Reviewed by Katharine H. Jewett in the summer 2009 issue of the Choate Rosemary Hall Bulletin, the alumni magazine of Eve's high school. Jewett is a French teacher and head of the languages department at Choate. In 2008 she returned to Choate after living with her family in Japan for two years.

When I told friends I was moving to Japan in 2006, two who had previously lived in the Land of the Rising Sun had some advice about the Japanese language. The first assured me, “Oh, Japanese is easy—you’ll pick it up quickly” and the second said only “Japanese is a frustratingly imprecise language.” I have often been thankful that I did not know more before I went because after only a few Japanese lessons, I was hobbling my way through short, mistake-filled Japanese “conversations” that boosted my confidence.
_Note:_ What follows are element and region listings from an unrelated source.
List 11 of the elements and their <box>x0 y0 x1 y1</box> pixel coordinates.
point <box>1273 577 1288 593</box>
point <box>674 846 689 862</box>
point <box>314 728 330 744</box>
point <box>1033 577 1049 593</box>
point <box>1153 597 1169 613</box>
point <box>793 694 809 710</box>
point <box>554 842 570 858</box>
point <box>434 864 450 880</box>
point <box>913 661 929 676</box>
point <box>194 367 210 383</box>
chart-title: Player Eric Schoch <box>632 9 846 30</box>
As it turned out, my two friends had been only half right. When applied to spoken Japanese, what each of them had said was quite true. But with regard to the written language, neither could have been more wrong. Reading Japanese, including kanji, the characters that make up the most complicated of the three Japanese scripts, was much more difficult than speaking the language. The imprecision my second friend alluded to stems in part from the homonyms that abound in spoken Japanese. In writing, however, subtle differences between thousands of kanji create precision and nuances that often make English seem like Tarzan-speak. A year into my stay in Japan, I realized that I had hit a wall—the kanji wall. To even begin to know this difficult language, I was going to have to learn some of these characters. How I wish I had had Eve Kushner’s brilliant Crazy for Kanji to begin my journey.

Instead I did what most people do and bought a workbook that offered page after page of countless empty boxes in which diligent learners were expected to rewrite again and again character after character. These books made learning kanji feel more like after-school detention than the revealing, entertaining challenge that it is. Kushner, however, sets a refreshingly different tone for her reader: “I hope this book invites you to stop counting the trees and instead to lose yourself happily in the vast forest of kanji.” Crazy for Kanji presents a map and a history of this forest, with directions to mental fitness challenges along the way. Fun pervades this book the way an amusement park rings with laughter. Indeed Kushner packs a wide variety of attractions between the covers of her book—from stories of what these characters say about Japan, to how kanji compare to their Chinese counterparts, to the fonts used to express them, to kanji Sudoku and crossword puzzles—all elucidated with generous amounts of humor. Venturing through the book’s offerings is to reach Kushner’s own conclusion that “Kanji is an ongoing discovery, an endless game.” Indeed, Crazy for Kanji is an educational fitness regime for your brain—whether you’re headed to Japan or not!